そうした中、国産材を使って、街の活性化を図っているのが「ノーザンステーションゲート秋田」プロジェクトを推進するJR東日本秋田支社だ。同プロジェクトでは、JR秋田駅を観光の拠点にするため、観光案内所、待合ラウンジの内装や家具、駐車場ビルや東西連絡自由通路のファサードなどに秋田県の名産品の1つである「秋田杉」を使用することで木質化を行ってきた。

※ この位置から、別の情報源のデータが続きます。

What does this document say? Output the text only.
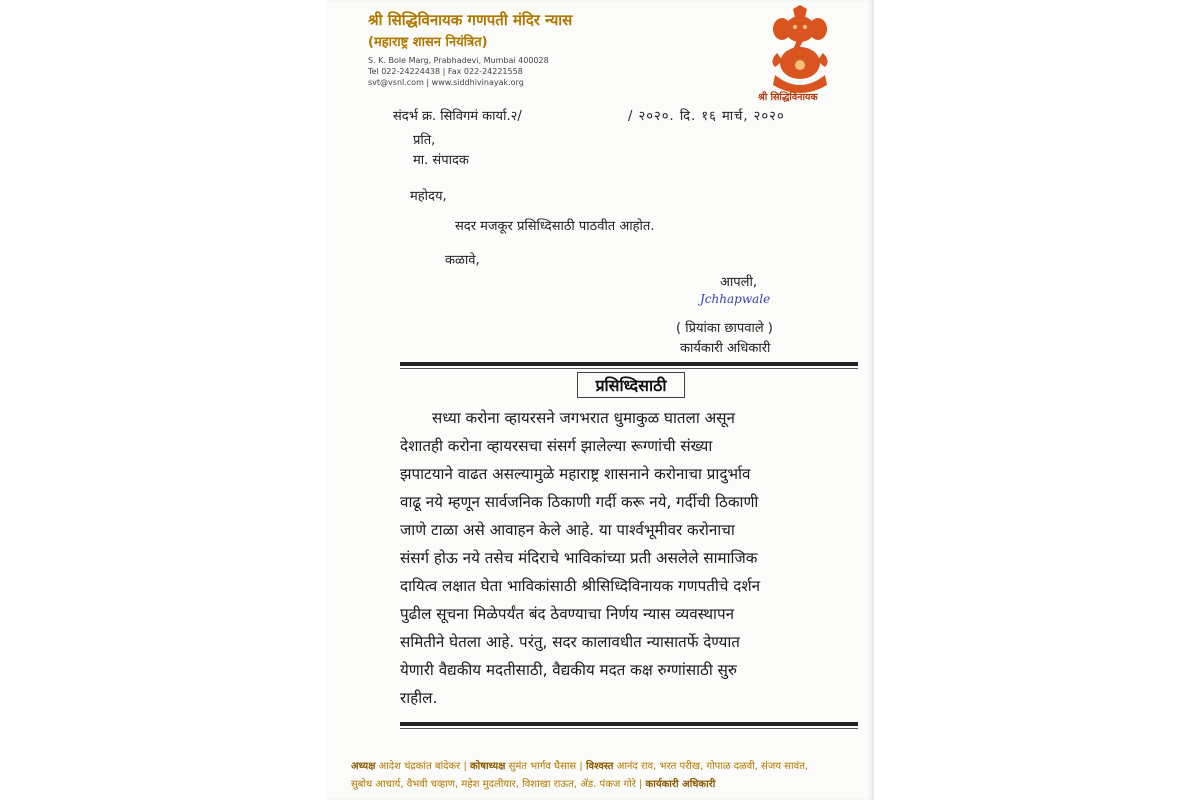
श्री सिद्धिविनायक गणपती मंदिर न्यास
(महाराष्ट्र शासन नियंत्रित)
S. K. Bole Marg, Prabhadevi, Mumbai 400028
Tel 022-24224438 | Fax 022-24221558
svt@vsnl.com | www.siddhivinayak.org
श्री सिद्धिविनायक
संदर्भ क्र. सिविगमं कार्या.२/	/ २०२०. दि. १६ मार्च, २०२०
प्रति,
मा. संपादक
महोदय,
सदर मजकूर प्रसिध्दिसाठी पाठवीत आहोत.
कळावे,
आपली,
Jchhapwale
( प्रियांका छापवाले )
कार्यकारी अधिकारी
प्रसिध्दिसाठी
सध्या करोना व्हायरसने जगभरात धुमाकुळ घातला असून
देशातही करोना व्हायरसचा संसर्ग झालेल्या रूग्णांची संख्या
झपाटयाने वाढत असल्यामुळे महाराष्ट्र शासनाने करोनाचा प्रादुर्भाव
वाढू नये म्हणून सार्वजनिक ठिकाणी गर्दी करू नये, गर्दीची ठिकाणी
जाणे टाळा असे आवाहन केले आहे. या पार्श्वभूमीवर करोनाचा
संसर्ग होऊ नये तसेच मंदिराचे भाविकांच्या प्रती असलेले सामाजिक
दायित्व लक्षात घेता भाविकांसाठी श्रीसिध्दिविनायक गणपतीचे दर्शन
पुढील सूचना मिळेपर्यंत बंद ठेवण्याचा निर्णय न्यास व्यवस्थापन
समितीने घेतला आहे. परंतु, सदर कालावधीत न्यासातर्फे देण्यात
येणारी वैद्यकीय मदतीसाठी, वैद्यकीय मदत कक्ष रुग्णांसाठी सुरु
राहील.
अध्यक्ष आदेश चंद्रकांत बांदेकर | कोषाध्यक्ष सुमंत भार्गव घैसास | विश्वस्त आनंद राव, भरत परीख, गोपाळ दळवी, संजय सावंत,
सुबोध आचार्य, वैभवी चव्हाण, महेश मुदलीयार, विशाखा राऊत, ॲड. पंकज गोरे | कार्यकारी अधिकारी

その狙いについて同社地域活性化推進室長の田口義則氏に話を聞いた。
「これまで駅の待合室というのは、主に列車を待たれる方やお出迎えにいらっしゃる方が待つために存在していました。しかし私たちは、秋田駅を日常における生活や観光の情報発信拠点として、ぬくもりのあるコミュニティーを築ける場にしたいと考えたのです」
同プロジェクトは秋田県、秋田市、JR東日本の3者連携協定によって2015年からスタートしたもの。木質化は、秋田県から秋田杉活用の実証実験要請を受けていた秋田公立美術大学の小杉栄次郎教授より、「秋田駅をモデル事業で使ってみたい」という申し出があったことがきっかけだ。そこから秋田市の中心市街地の基本計画が策定されるに当たり、どのように秋田駅前をリニューアルしていくのかという議論が始まった。